We are looking for an experienced Site Reliability Engineer to help deepen the reliability, observability, and operational excellence of Netflix. The ideal candidate will partner closely with engineering teams to ensure the end-to-end reliability of the complete member journey.
Requirements
- 5+ years of experience in an SRE, Production Engineering, or similar role operating business-critical, high-traffic services in production.
- Strong coding skills in one or more languages such as Python, Go, or Java, with a focus on automating solutions instead of relying on manual operations.
- Fluency in modern cloud infrastructure: hands-on experience with large-scale environments on AWS/Azure/GCP, along with abstracted compute and platform orchestration systems.
- Deep understanding of large-scale distributed systems, including common failure modes, performance bottlenecks, and how to design for resilience and graceful degradation.
- Strong observability and performance tuning skills: you can use metrics, logs, and traces to debug issues in complex systems, and you’re comfortable profiling and optimizing services to meet latency, availability, or efficiency goals.
- Experience with incident management and response: you can navigate ambiguous, high-pressure production issues, drive coordinated response, and follow through with durable improvements.
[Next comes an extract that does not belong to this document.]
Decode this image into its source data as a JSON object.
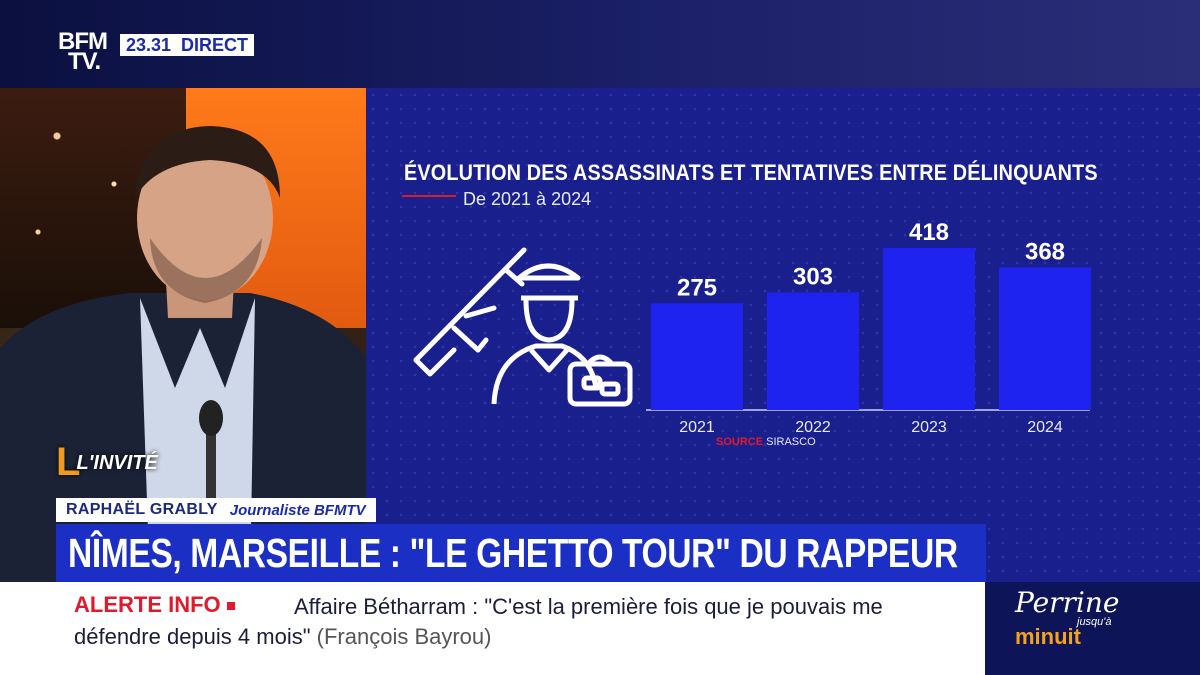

- Strong collaboration and influence skills: you communicate clearly, build trust with partner teams, and can guide engineering teams toward better reliability practices without relying on authority.
- Ability to balance reliability, velocity, and cost: you’re comfortable making and explaining tradeoffs, and using data (SLOs, error budgets, performance metrics) to guide decision-making.
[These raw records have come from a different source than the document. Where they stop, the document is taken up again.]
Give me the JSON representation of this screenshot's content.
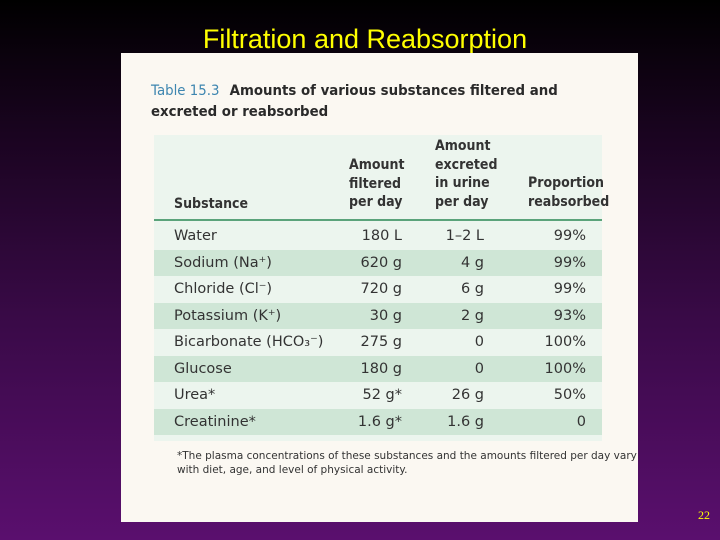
{
  "slide": {
    "title": "Filtration and Reabsorption",
    "page_number": "22"
  },
  "table": {
    "number": "Table 15.3",
    "caption": "Amounts of various substances filtered and excreted or reabsorbed",
    "headers": {
      "substance": "Substance",
      "filtered": "Amount filtered per day",
      "excreted": "Amount excreted in urine per day",
      "proportion": "Proportion reabsorbed"
    },
    "rows": [
      {
        "substance": "Water",
        "filtered": "180 L",
        "excreted": "1–2 L",
        "proportion": "99%"
      },
      {
        "substance": "Sodium (Na⁺)",
        "filtered": "620 g",
        "excreted": "4 g",
        "proportion": "99%"
      },
      {
        "substance": "Chloride (Cl⁻)",
        "filtered": "720 g",
        "excreted": "6 g",
        "proportion": "99%"
      },
      {
        "substance": "Potassium (K⁺)",
        "filtered": "30 g",
        "excreted": "2 g",
        "proportion": "93%"
      },
      {
        "substance": "Bicarbonate (HCO₃⁻)",
        "filtered": "275 g",
        "excreted": "0",
        "proportion": "100%"
      },
      {
        "substance": "Glucose",
        "filtered": "180 g",
        "excreted": "0",
        "proportion": "100%"
      },
      {
        "substance": "Urea*",
        "filtered": "52 g*",
        "excreted": "26 g",
        "proportion": "50%"
      },
      {
        "substance": "Creatinine*",
        "filtered": "1.6 g*",
        "excreted": "1.6 g",
        "proportion": "0"
      }
    ],
    "footnote": "*The plasma concentrations of these substances and the amounts filtered per day vary with diet, age, and level of physical activity."
  }
}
- Growth mindset and curiosity: you are eager to learn, comfortable challenging assumptions (including your own), and motivated by continuous improvement of systems, processes, and yourself.
- Embraces agency: you thrive when given a loosely defined goal by coming up with work to accomplish the goal while farming for dissent and feedback from the team and our stakeholders
Benefits
- Health Plans
- Mental Health support
- 401(k) Retirement Plan with employer match
- Stock Option Program
- Disability Programs
- Health Savings and Flexible Spending Accounts
- Family-forming benefits
- Life and Serious Injury Benefits